How can you write to multiple outputs dependent on the key using Spark in a single Job.
Related: Write to multiple outputs by key Scalding Hadoop, one MapReduce Job<
I have a similar need and found an way. But it has one drawback (which is not a problem for my case): you need to re-partition you data with one partition per output file.
To partition in this way it generally requires to know beforehand how many files the job will output and find a function that will map each key to each partition.
First let's create our MultipleTextOutputFormat-based class:
import org.apache.hadoop.mapred.lib.MultipleTextOutputFormat
class KeyBasedOutput[T >: Null, V <: AnyRef] extends MultipleTextOutputFormat[T , V] {
override def generateFileNameForKeyValue(key: T, value: V, leaf: String) = {
key.toString
}
override protected def generateActualKey(key: T, value: V) = {
null
}
}
With this class Spark will get a key from a partition (the first/last, I guess) and name the file with this key, so it's not good to mix multiple keys on the same partition.
For your example, you will require a custom partitioner.

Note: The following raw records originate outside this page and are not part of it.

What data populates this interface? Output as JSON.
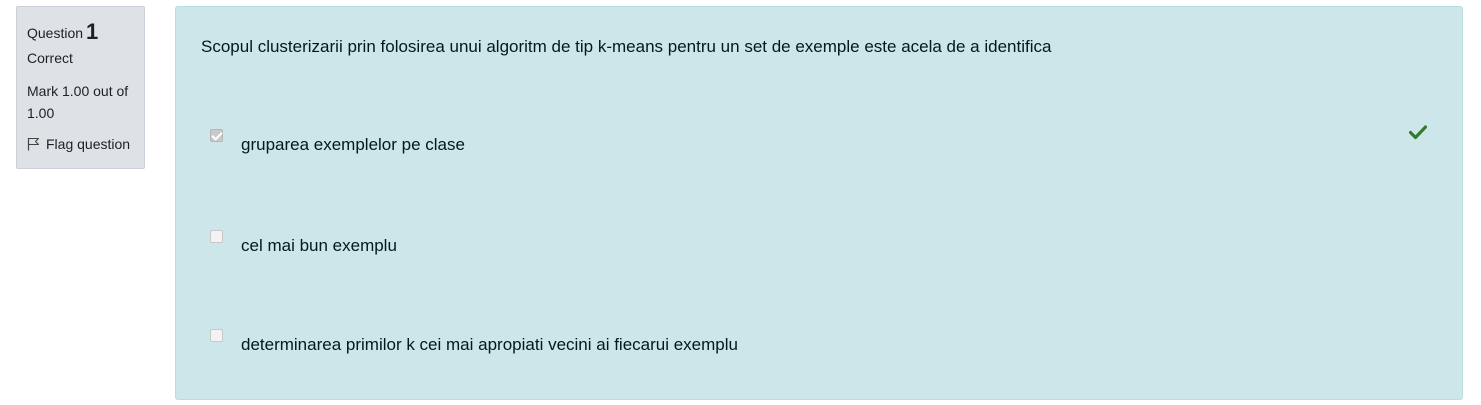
{
  "info": {
    "question_label": "Question",
    "question_number": "1",
    "state": "Correct",
    "grade": "Mark 1.00 out of 1.00",
    "flag_label": "Flag question"
  },
  "question": {
    "text": "Scopul clusterizarii prin folosirea unui algoritm de tip k-means pentru un set de exemple este acela de a identifica",
    "options": [
      {
        "label": "gruparea exemplelor pe clase",
        "checked": true,
        "correct": true
      },
      {
        "label": "cel mai bun exemplu",
        "checked": false,
        "correct": false
      },
      {
        "label": "determinarea primilor k cei mai apropiati vecini ai fiecarui exemplu",
        "checked": false,
        "correct": false
      }
    ]
  },
  "colors": {
    "info_bg": "#dee2e6",
    "content_bg": "#cce6ea",
    "correct_check": "#357a32"
  },
  "icons": {
    "flag": "flag-icon",
    "correct": "check-icon"
  }
}
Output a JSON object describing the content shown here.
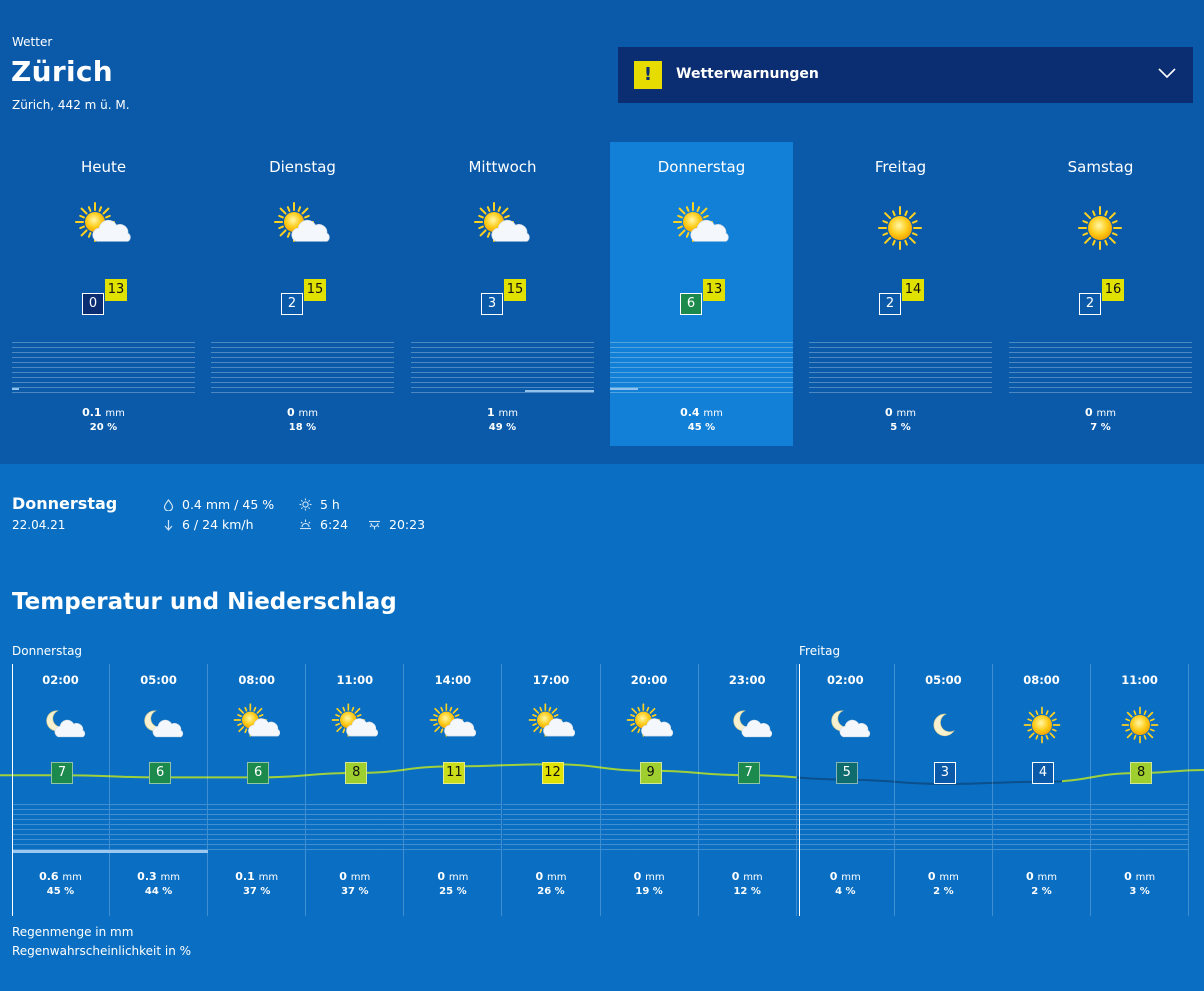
{
  "header": {
    "overline": "Wetter",
    "city": "Zürich",
    "subtitle": "Zürich, 442 m ü. M."
  },
  "warnings": {
    "label": "Wetterwarnungen",
    "badge": "!",
    "icon": "warning-icon"
  },
  "days": [
    {
      "name": "Heute",
      "icon": "sun-cloud",
      "tmin": "0",
      "tmax": "13",
      "tmin_color": "#0b2d72",
      "rain_value": "0.1",
      "rain_unit": "mm",
      "prob": "20 %",
      "selected": false
    },
    {
      "name": "Dienstag",
      "icon": "sun-cloud",
      "tmin": "2",
      "tmax": "15",
      "tmin_color": "#0a5aa9",
      "rain_value": "0",
      "rain_unit": "mm",
      "prob": "18 %",
      "selected": false
    },
    {
      "name": "Mittwoch",
      "icon": "sun-cloud",
      "tmin": "3",
      "tmax": "15",
      "tmin_color": "#0a5aa9",
      "rain_value": "1",
      "rain_unit": "mm",
      "prob": "49 %",
      "selected": false
    },
    {
      "name": "Donnerstag",
      "icon": "sun-cloud",
      "tmin": "6",
      "tmax": "13",
      "tmin_color": "#1d8a4d",
      "rain_value": "0.4",
      "rain_unit": "mm",
      "prob": "45 %",
      "selected": true
    },
    {
      "name": "Freitag",
      "icon": "sun",
      "tmin": "2",
      "tmax": "14",
      "tmin_color": "#0a5aa9",
      "rain_value": "0",
      "rain_unit": "mm",
      "prob": "5 %",
      "selected": false
    },
    {
      "name": "Samstag",
      "icon": "sun",
      "tmin": "2",
      "tmax": "16",
      "tmin_color": "#0a5aa9",
      "rain_value": "0",
      "rain_unit": "mm",
      "prob": "7 %",
      "selected": false
    }
  ],
  "detail": {
    "day": "Donnerstag",
    "date": "22.04.21",
    "rain": "0.4 mm / 45 %",
    "wind": "6 / 24 km/h",
    "sunshine": "5 h",
    "sunrise": "6:24",
    "sunset": "20:23"
  },
  "section_title": "Temperatur und Niederschlag",
  "day_labels": [
    "Donnerstag",
    "Freitag"
  ],
  "hourly": [
    {
      "time": "02:00",
      "icon": "moon-cloud",
      "temp": "7",
      "color": "#1d8a4d",
      "style": "fill",
      "rain_value": "0.6",
      "rain_unit": "mm",
      "prob": "45 %"
    },
    {
      "time": "05:00",
      "icon": "moon-cloud",
      "temp": "6",
      "color": "#1d8a4d",
      "style": "fill",
      "rain_value": "0.3",
      "rain_unit": "mm",
      "prob": "44 %"
    },
    {
      "time": "08:00",
      "icon": "sun-cloud",
      "temp": "6",
      "color": "#1d8a4d",
      "style": "fill",
      "rain_value": "0.1",
      "rain_unit": "mm",
      "prob": "37 %"
    },
    {
      "time": "11:00",
      "icon": "sun-cloud",
      "temp": "8",
      "color": "#9fcf2e",
      "style": "fill",
      "rain_value": "0",
      "rain_unit": "mm",
      "prob": "37 %"
    },
    {
      "time": "14:00",
      "icon": "sun-cloud",
      "temp": "11",
      "color": "#c9dd1a",
      "style": "fill",
      "rain_value": "0",
      "rain_unit": "mm",
      "prob": "25 %"
    },
    {
      "time": "17:00",
      "icon": "sun-cloud",
      "temp": "12",
      "color": "#dfe100",
      "style": "fill",
      "rain_value": "0",
      "rain_unit": "mm",
      "prob": "26 %"
    },
    {
      "time": "20:00",
      "icon": "sun-cloud",
      "temp": "9",
      "color": "#9fcf2e",
      "style": "fill",
      "rain_value": "0",
      "rain_unit": "mm",
      "prob": "19 %"
    },
    {
      "time": "23:00",
      "icon": "moon-cloud",
      "temp": "7",
      "color": "#1d8a4d",
      "style": "fill",
      "rain_value": "0",
      "rain_unit": "mm",
      "prob": "12 %"
    },
    {
      "time": "02:00",
      "icon": "moon-cloud",
      "temp": "5",
      "color": "#0e6c6e",
      "style": "fill",
      "rain_value": "0",
      "rain_unit": "mm",
      "prob": "4 %"
    },
    {
      "time": "05:00",
      "icon": "moon",
      "temp": "3",
      "color": "#0a5aa9",
      "style": "fill",
      "rain_value": "0",
      "rain_unit": "mm",
      "prob": "2 %"
    },
    {
      "time": "08:00",
      "icon": "sun",
      "temp": "4",
      "color": "#0a5aa9",
      "style": "fill",
      "rain_value": "0",
      "rain_unit": "mm",
      "prob": "2 %"
    },
    {
      "time": "11:00",
      "icon": "sun",
      "temp": "8",
      "color": "#9fcf2e",
      "style": "fill",
      "rain_value": "0",
      "rain_unit": "mm",
      "prob": "3 %"
    }
  ],
  "legend": {
    "amount": "Regenmenge in mm",
    "probability": "Regenwahrscheinlichkeit in %"
  }
}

This will do the job:
import org.apache.spark.Partitioner
class IdentityIntPartitioner(maxKey: Int) extends Partitioner {
def numPartitions = maxKey
def getPartition(key: Any): Int = key match {
case i: Int if i < maxKey => i
}
}
Now let's put everything together:
val rdd = sc.makeRDD(Seq((1, "a"), (1, "b"), (2, "c"), (7, "d"), (7, "e")))

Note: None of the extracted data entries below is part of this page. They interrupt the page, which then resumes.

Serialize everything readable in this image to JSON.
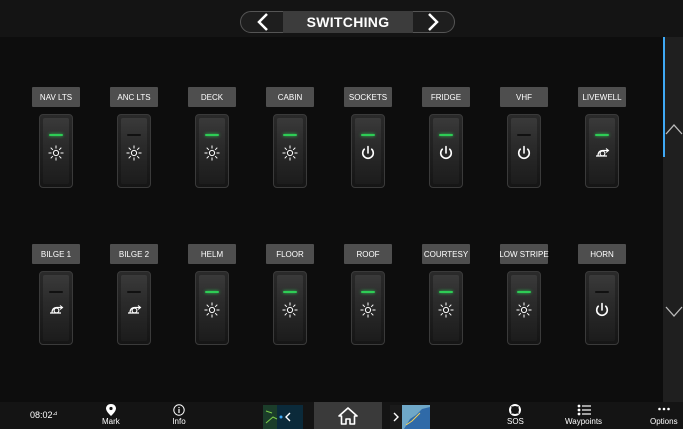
{
  "header": {
    "title": "SWITCHING",
    "prev_icon": "chevron-left-icon",
    "next_icon": "chevron-right-icon"
  },
  "switches": [
    {
      "label": "NAV LTS",
      "led": "on",
      "icon": "light"
    },
    {
      "label": "ANC LTS",
      "led": "off",
      "icon": "light"
    },
    {
      "label": "DECK",
      "led": "on",
      "icon": "light"
    },
    {
      "label": "CABIN",
      "led": "on",
      "icon": "light"
    },
    {
      "label": "SOCKETS",
      "led": "on",
      "icon": "power"
    },
    {
      "label": "FRIDGE",
      "led": "on",
      "icon": "power"
    },
    {
      "label": "VHF",
      "led": "off",
      "icon": "power"
    },
    {
      "label": "LIVEWELL",
      "led": "on",
      "icon": "pump"
    },
    {
      "label": "BILGE 1",
      "led": "off",
      "icon": "pump"
    },
    {
      "label": "BILGE 2",
      "led": "off",
      "icon": "pump"
    },
    {
      "label": "HELM",
      "led": "on",
      "icon": "light"
    },
    {
      "label": "FLOOR",
      "led": "on",
      "icon": "light"
    },
    {
      "label": "ROOF",
      "led": "on",
      "icon": "light"
    },
    {
      "label": "COURTESY",
      "led": "on",
      "icon": "light"
    },
    {
      "label": "LOW STRIPE",
      "led": "on",
      "icon": "light"
    },
    {
      "label": "HORN",
      "led": "off",
      "icon": "power"
    }
  ],
  "colors": {
    "led_on": "#2ecc55",
    "scroll_accent": "#3fa9f5"
  },
  "bottom": {
    "time": "08:02",
    "mark_label": "Mark",
    "info_label": "Info",
    "sos_label": "SOS",
    "waypoints_label": "Waypoints",
    "options_label": "Options"
  }
}
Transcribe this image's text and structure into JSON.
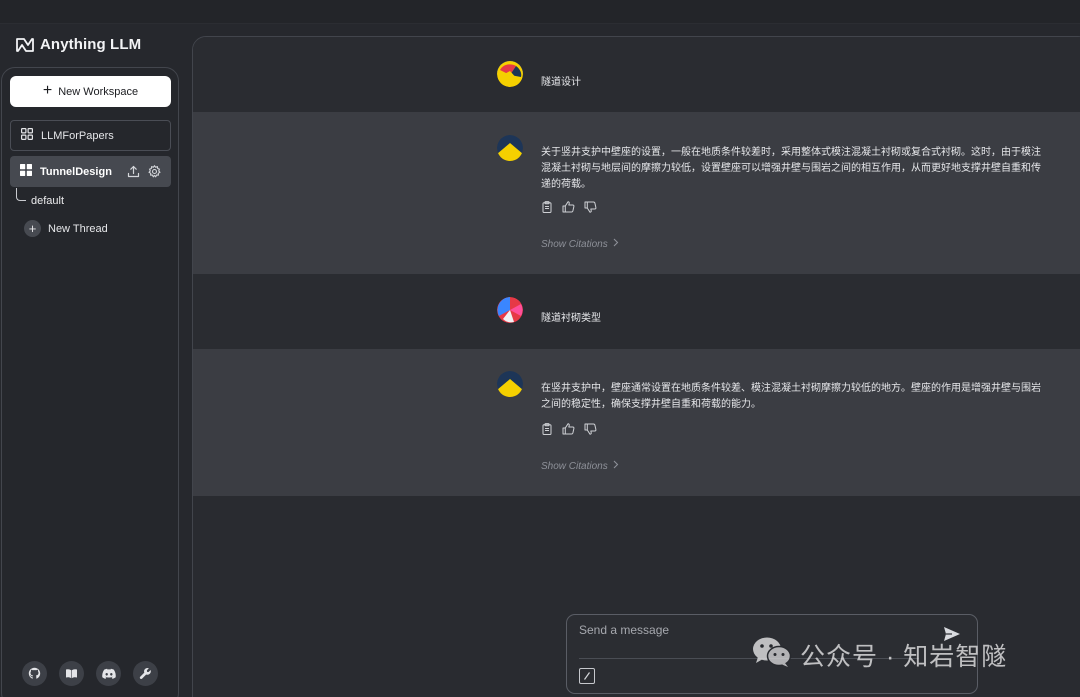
{
  "app": {
    "name": "Anything LLM"
  },
  "sidebar": {
    "new_workspace_label": "New Workspace",
    "workspaces": [
      {
        "name": "LLMForPapers",
        "active": false
      },
      {
        "name": "TunnelDesign",
        "active": true
      }
    ],
    "threads": [
      {
        "name": "default"
      }
    ],
    "new_thread_label": "New Thread",
    "footer_icons": [
      "github-icon",
      "docs-book-icon",
      "discord-icon",
      "wrench-icon"
    ]
  },
  "chat": {
    "messages": [
      {
        "role": "user",
        "text": "隧道设计"
      },
      {
        "role": "assistant",
        "text": "关于竖井支护中壁座的设置，一般在地质条件较差时，采用整体式模注混凝土衬砌或复合式衬砌。这时，由于模注混凝土衬砌与地层间的摩擦力较低，设置壁座可以增强井壁与围岩之间的相互作用，从而更好地支撑井壁自重和传递的荷载。",
        "citations_label": "Show Citations"
      },
      {
        "role": "user",
        "text": "隧道衬砌类型"
      },
      {
        "role": "assistant",
        "text": "在竖井支护中，壁座通常设置在地质条件较差、模注混凝土衬砌摩擦力较低的地方。壁座的作用是增强井壁与围岩之间的稳定性，确保支撑井壁自重和荷载的能力。",
        "citations_label": "Show Citations"
      }
    ]
  },
  "composer": {
    "placeholder": "Send a message"
  },
  "watermark": {
    "text": "公众号 · 知岩智隧"
  },
  "colors": {
    "background": "#26282d",
    "panel": "#292b30",
    "assistant_row": "#3b3d43",
    "accent_yellow": "#f5d000",
    "accent_navy": "#1d3557"
  }
}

// You need to know the max number of partitions (files) beforehand
// In this case we want one partition per key and we have 3 keys,
// with the biggest key being 7, so 10 will be large enough
val partitioner = new IdentityIntPartitioner(10)
val prefix = "hdfs://.../prefix"
val partitionedRDD = rdd.partitionBy(partitioner)

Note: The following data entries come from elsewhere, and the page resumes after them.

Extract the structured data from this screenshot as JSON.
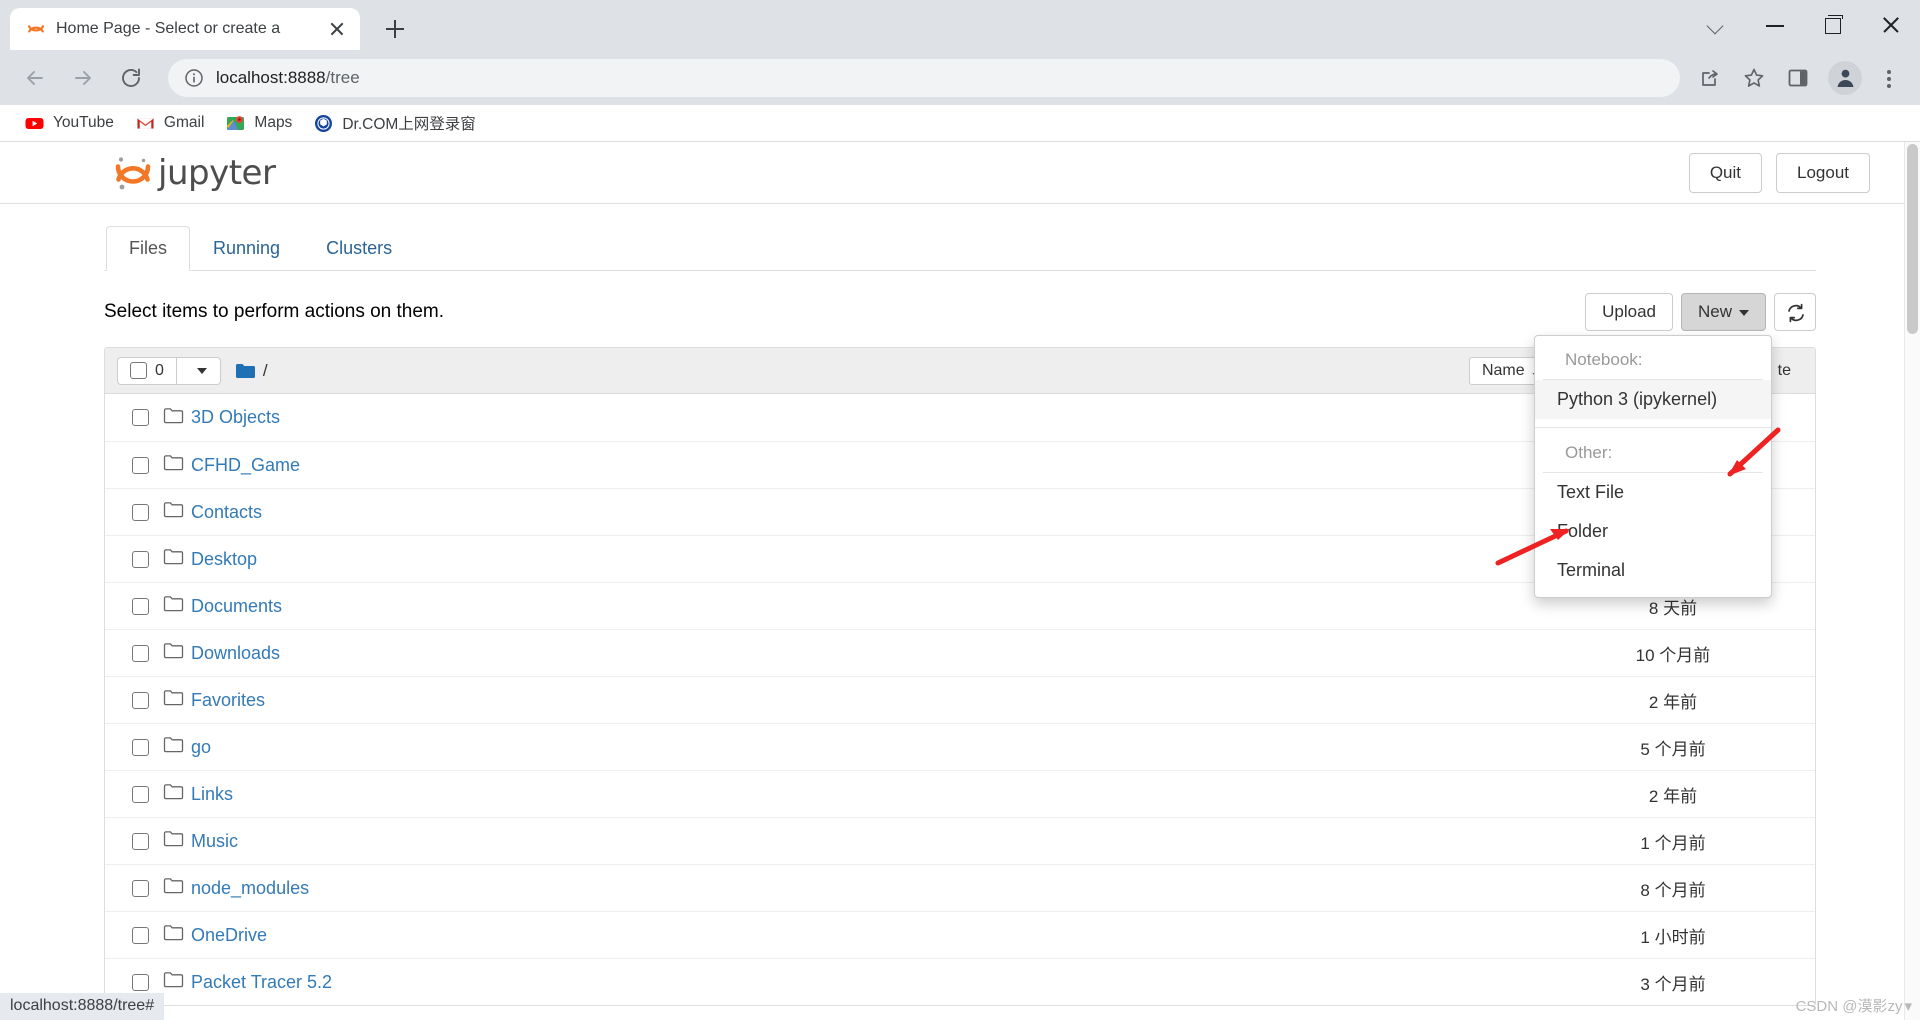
{
  "browser": {
    "tab": {
      "title": "Home Page - Select or create a",
      "favicon": "jupyter-logo-icon",
      "close": "×"
    },
    "new_tab_label": "+",
    "window_controls": {
      "minimize": "—",
      "maximize": "❐",
      "close": "✕",
      "chevron": "⌄"
    },
    "nav": {
      "back": "←",
      "forward": "→",
      "reload": "⟳"
    },
    "omnibox": {
      "info_icon": "info-circle-icon",
      "url_host": "localhost:8888",
      "url_path": "/tree"
    },
    "toolbar_icons": [
      "share-icon",
      "star-icon",
      "sidepanel-icon",
      "profile-avatar-icon",
      "kebab-menu-icon"
    ],
    "bookmarks": [
      {
        "label": "YouTube",
        "icon": "youtube-icon"
      },
      {
        "label": "Gmail",
        "icon": "gmail-icon"
      },
      {
        "label": "Maps",
        "icon": "google-maps-icon"
      },
      {
        "label": "Dr.COM上网登录窗",
        "icon": "drcom-icon"
      }
    ],
    "status_bar": "localhost:8888/tree#"
  },
  "jupyter": {
    "logo_text": "jupyter",
    "header_buttons": {
      "quit": "Quit",
      "logout": "Logout"
    },
    "tabs": [
      {
        "label": "Files",
        "active": true
      },
      {
        "label": "Running",
        "active": false
      },
      {
        "label": "Clusters",
        "active": false
      }
    ],
    "action_text": "Select items to perform actions on them.",
    "buttons": {
      "upload": "Upload",
      "new": "New",
      "refresh": "refresh-icon"
    },
    "new_menu": {
      "notebook_header": "Notebook:",
      "notebook_items": [
        "Python 3 (ipykernel)"
      ],
      "other_header": "Other:",
      "other_items": [
        "Text File",
        "Folder",
        "Terminal"
      ]
    },
    "list_toolbar": {
      "selected_count": "0",
      "path": "/",
      "sort_label": "Name",
      "sort_direction": "↓",
      "last_modified_label": "te"
    },
    "files": [
      {
        "name": "3D Objects",
        "type": "folder",
        "modified": ""
      },
      {
        "name": "CFHD_Game",
        "type": "folder",
        "modified": ""
      },
      {
        "name": "Contacts",
        "type": "folder",
        "modified": ""
      },
      {
        "name": "Desktop",
        "type": "folder",
        "modified": ""
      },
      {
        "name": "Documents",
        "type": "folder",
        "modified": "8 天前"
      },
      {
        "name": "Downloads",
        "type": "folder",
        "modified": "10 个月前"
      },
      {
        "name": "Favorites",
        "type": "folder",
        "modified": "2 年前"
      },
      {
        "name": "go",
        "type": "folder",
        "modified": "5 个月前"
      },
      {
        "name": "Links",
        "type": "folder",
        "modified": "2 年前"
      },
      {
        "name": "Music",
        "type": "folder",
        "modified": "1 个月前"
      },
      {
        "name": "node_modules",
        "type": "folder",
        "modified": "8 个月前"
      },
      {
        "name": "OneDrive",
        "type": "folder",
        "modified": "1 小时前"
      },
      {
        "name": "Packet Tracer 5.2",
        "type": "folder",
        "modified": "3 个月前"
      }
    ]
  },
  "watermark": "CSDN @漠影zy",
  "colors": {
    "jupyter_orange": "#f37726",
    "link_blue": "#337ab7",
    "annotation_red": "#ee2222",
    "chrome_grey": "#dee1e6"
  }
}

partitionedRDD.saveAsHadoopFile(prefix,
classOf[Integer], classOf[String], classOf[KeyBasedOutput[Integer, String]])
This will generate 3 files under prefix (named 1, 2 and 7), processing everything in one pass.
As you can see, you need some knowledge about your keys to be able to use this solution.
For me it was easier because I needed one output file for each key hash and the number of files was under my control, so I could use the stock HashPartitioner to do the trick.